Os resultados da eficiência nos dois modelos são apresentados nos gráficos. No modelo de intermediação (gráfico I), que mede a eficiência do banco em sua função de intermediador de recursos, observa-se a maior eficiência nos segmentos dos grandes bancos varejistas e dos bancos atacadistas (esperado neste segmento em função de sua estrutura operacional mais enxuta), ficando bem abaixo os segmentos dos bancos especializados no crédito e bancos varejistas regionais. No modelo de resultados (gráfico II), que mede a capacidade de geração de receitas do banco, excluindo o ano de 2002, que é atípico (em função do impacto da forte elevação dos juros sobre a dívida pública), os diferentes segmentos - com exceção do segmento dos bancos varejistas regionais - tiveram um comportamento mais ou menos semelhante, com destaque para os grandes bancos varejistas e dos varejistas voltados para alta renda. Note-se que a melhoria recente na eficiência de resultados coincide com o recente boom do crédito no país.

A partir dos resultados apresentados, pode-se extrair algumas conclusões. De modo geral, não houve uma deterioração na eficiência dos bancos a partir da mudança recente na estratégia de expansão do setor bancário. Ademais, o segmento dos grandes bancos varejistas teve uma melhor eficiência técnica, enquanto que o segmento dos bancos varejistas regionais teve o pior desempenho relativo, o que parece evidenciar que o tamanho é uma variável importante do ponto de vista da eficiência dos bancos de varejo, em função do maior potencial de geração de receitas decorrentes da ampliação no volume de serviços ofertados e no potencial de vendas cruzadas do banco.

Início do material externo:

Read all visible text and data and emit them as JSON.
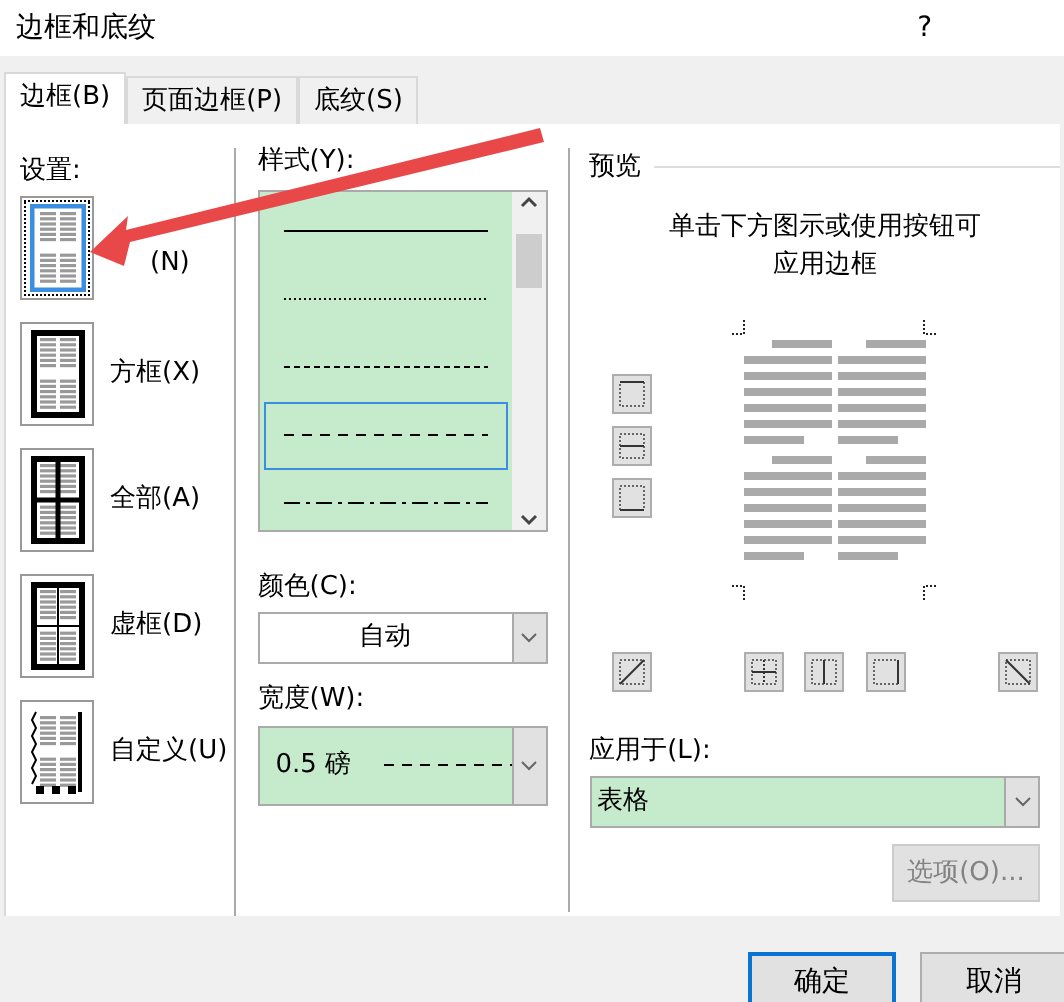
{
  "window": {
    "title": "边框和底纹",
    "help": "?"
  },
  "tabs": [
    {
      "label": "边框(B)",
      "selected": true
    },
    {
      "label": "页面边框(P)",
      "selected": false
    },
    {
      "label": "底纹(S)",
      "selected": false
    }
  ],
  "settings": {
    "label": "设置:",
    "items": [
      {
        "kind": "none",
        "label": "(N)",
        "selected": true
      },
      {
        "kind": "box",
        "label": "方框(X)",
        "selected": false
      },
      {
        "kind": "all",
        "label": "全部(A)",
        "selected": false
      },
      {
        "kind": "grid",
        "label": "虚框(D)",
        "selected": false
      },
      {
        "kind": "custom",
        "label": "自定义(U)",
        "selected": false
      }
    ]
  },
  "style": {
    "label": "样式(Y):",
    "items": [
      {
        "kind": "solid",
        "selected": false
      },
      {
        "kind": "dotted",
        "selected": false
      },
      {
        "kind": "fine-dash",
        "selected": false
      },
      {
        "kind": "dash",
        "selected": true
      },
      {
        "kind": "dash-dot",
        "selected": false
      }
    ]
  },
  "color": {
    "label": "颜色(C):",
    "value": "自动"
  },
  "width": {
    "label": "宽度(W):",
    "value": "0.5 磅"
  },
  "preview": {
    "title": "预览",
    "hint": "单击下方图示或使用按钮可应用边框"
  },
  "apply": {
    "label": "应用于(L):",
    "value": "表格"
  },
  "options_button": {
    "label": "选项(O)...",
    "disabled": true
  },
  "buttons": [
    {
      "label": "确定",
      "default": true
    },
    {
      "label": "取消",
      "default": false
    }
  ]
}
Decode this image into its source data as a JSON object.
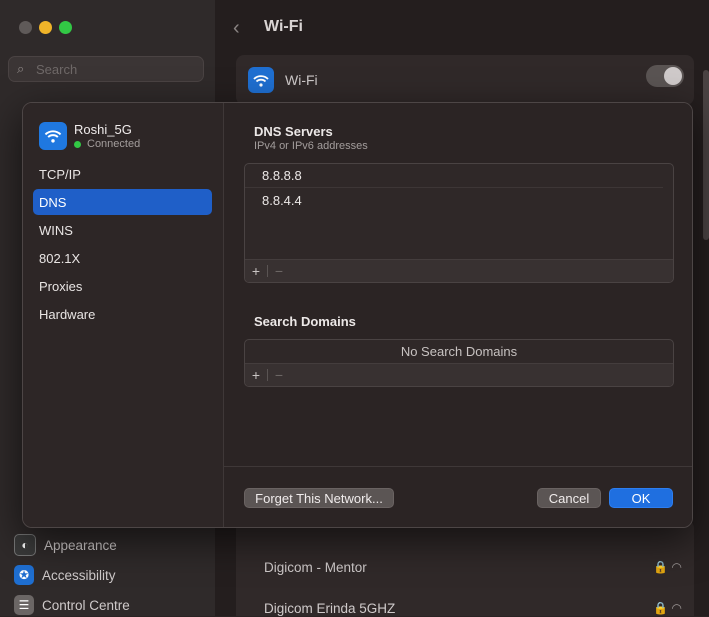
{
  "window": {
    "title": "Wi-Fi"
  },
  "sidebar": {
    "search_placeholder": "Search",
    "items": [
      {
        "label": "Appearance",
        "icon": "appearance-icon"
      },
      {
        "label": "Accessibility",
        "icon": "accessibility-icon"
      },
      {
        "label": "Control Centre",
        "icon": "control-centre-icon"
      }
    ]
  },
  "wifi_card": {
    "label": "Wi-Fi"
  },
  "networks": [
    {
      "name": "Digicom - Mentor"
    },
    {
      "name": "Digicom Erinda 5GHZ"
    }
  ],
  "modal": {
    "network": {
      "name": "Roshi_5G",
      "status": "Connected"
    },
    "tabs": [
      {
        "label": "TCP/IP",
        "active": false
      },
      {
        "label": "DNS",
        "active": true
      },
      {
        "label": "WINS",
        "active": false
      },
      {
        "label": "802.1X",
        "active": false
      },
      {
        "label": "Proxies",
        "active": false
      },
      {
        "label": "Hardware",
        "active": false
      }
    ],
    "dns_servers": {
      "title": "DNS Servers",
      "subtitle": "IPv4 or IPv6 addresses",
      "entries": [
        "8.8.8.8",
        "8.8.4.4"
      ]
    },
    "search_domains": {
      "title": "Search Domains",
      "empty_text": "No Search Domains"
    },
    "controls": {
      "add": "+",
      "remove": "−"
    },
    "buttons": {
      "forget": "Forget This Network...",
      "cancel": "Cancel",
      "ok": "OK"
    }
  },
  "colors": {
    "accent": "#1f6fe0",
    "selected_tab": "#1f5fc8",
    "connected": "#32c845"
  }
}
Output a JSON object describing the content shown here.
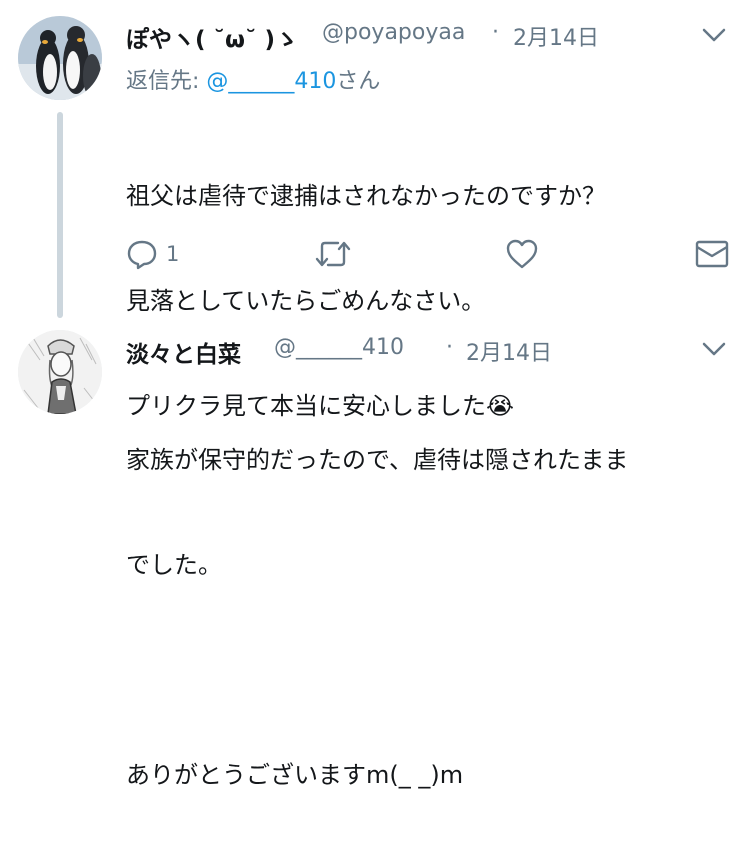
{
  "tweet1": {
    "name": "ぽやヽ( ˘ω˘ )ゝ",
    "handle": "@poyapoyaa",
    "separator": "·",
    "date": "2月14日",
    "reply_prefix": "返信先:",
    "reply_handle": "@______410",
    "reply_suffix": "さん",
    "lines": [
      "祖父は虐待で逮捕はされなかったのですか？",
      "見落としていたらごめんなさい。",
      "プリクラ見て本当に安心しました"
    ],
    "emoji": "😭",
    "reply_count": "1"
  },
  "tweet2": {
    "name": "淡々と白菜",
    "handle": "@______410",
    "separator": "·",
    "date": "2月14日",
    "lines": [
      "家族が保守的だったので、虐待は隠されたまま",
      "でした。",
      "",
      "ありがとうございますm(_ _)m"
    ]
  },
  "colors": {
    "text": "#14171a",
    "muted": "#657786",
    "link": "#1b95e0",
    "thread_line": "#ccd6dd"
  }
}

Evidentemente, esses resultados têm de ser analisados com cuidado, pois algumas dimensões importantes da eficiência bancária - como a capacidade de um banco ofertar um volume maior de crédito a menores custos possíveis - não foram aqui avaliadas e devem ser aprofundadas em futuros estudos.

Luiz Fernando de Paula é professor da Faculdade de Economia da Universidade do Estado do Rio de Janeiro (FCE/UERJ).

João Adelino de Faria é pesquisador da FCE/UERJ. Este artigo é um resumo de um paper ("Reestruturação Bancária e Eficiência dos Bancos no Brasil") premiado pelo Prêmio IPEA-Caixa 2007.